2. **Third-party Type Conflicts**: Generated types might conflict with other libraries
   - *Mitigation*: Use type aliases and careful imports
   - *Testing*: Verify integration with existing dependencies

## Success Metrics

### Compile-Time Safety
- [ ] Zero `any` types in dashboard code
- [ ] All protobuf optional fields handled explicitly
- [ ] TypeScript strict mode enabled and passing
- [ ] Component attribute interfaces match usage

### Runtime Reliability  
- [ ] Zero "undefined is not a function" errors
- [ ] Zero "cannot read property of undefined" errors
- [ ] All API error states handled gracefully
- [ ] Consistent data shapes across all components

### Development Experience
- [ ] Backend schema changes cause predictable frontend compilation results
- [ ] Clear error messages when types don't match
- [ ] Consistent patterns for handling new data types
- [ ] Fast iteration cycle maintained

## Future Considerations

### Schema Evolution Strategy
- Plan for handling breaking vs non-breaking backend changes
- Consider versioning approach for dashboard types
- Establish deprecation process for old data shapes

### Tooling Enhancements
- Consider code generation for transformation functions
- Explore runtime schema validation libraries
- Investigate GraphQL for stronger API contracts

### Performance Optimization
- Profile transformation layer performance
- Consider caching strategies for transformed data
- Optimize bundle size impact of strict typing

---

## Implementation Notes

This plan prioritizes compile-time correctness while maintaining development velocity.
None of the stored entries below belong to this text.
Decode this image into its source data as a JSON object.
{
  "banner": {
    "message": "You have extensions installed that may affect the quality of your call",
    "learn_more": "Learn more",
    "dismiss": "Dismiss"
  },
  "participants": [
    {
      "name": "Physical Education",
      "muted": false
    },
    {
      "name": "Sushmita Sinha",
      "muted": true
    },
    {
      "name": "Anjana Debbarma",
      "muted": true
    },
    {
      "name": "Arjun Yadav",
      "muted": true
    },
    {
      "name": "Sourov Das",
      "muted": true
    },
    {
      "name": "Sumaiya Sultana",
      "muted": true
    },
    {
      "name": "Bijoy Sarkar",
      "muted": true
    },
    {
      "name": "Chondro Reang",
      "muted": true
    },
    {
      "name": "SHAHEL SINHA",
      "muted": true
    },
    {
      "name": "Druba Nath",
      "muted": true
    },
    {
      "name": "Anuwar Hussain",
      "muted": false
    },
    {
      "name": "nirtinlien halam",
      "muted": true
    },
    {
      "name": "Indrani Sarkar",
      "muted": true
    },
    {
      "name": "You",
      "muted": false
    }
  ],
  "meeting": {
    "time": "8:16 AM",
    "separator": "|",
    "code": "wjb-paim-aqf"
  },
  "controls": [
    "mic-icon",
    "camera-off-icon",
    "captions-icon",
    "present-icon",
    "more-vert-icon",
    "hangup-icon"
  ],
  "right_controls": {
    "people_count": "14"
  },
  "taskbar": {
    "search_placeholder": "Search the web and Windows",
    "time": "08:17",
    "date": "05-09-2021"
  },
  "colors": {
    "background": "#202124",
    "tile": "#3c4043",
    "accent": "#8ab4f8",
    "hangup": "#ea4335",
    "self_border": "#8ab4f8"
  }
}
The phased approach allows for incremental progress and risk mitigation, while the three-pronged strategy (Options 2+3+4) provides comprehensive type safety from protobuf definitions through to component rendering.

The key insight is that true compile-time correctness requires both accurate type definitions AND consistent data transformation patterns enforced by strict TypeScript configuration.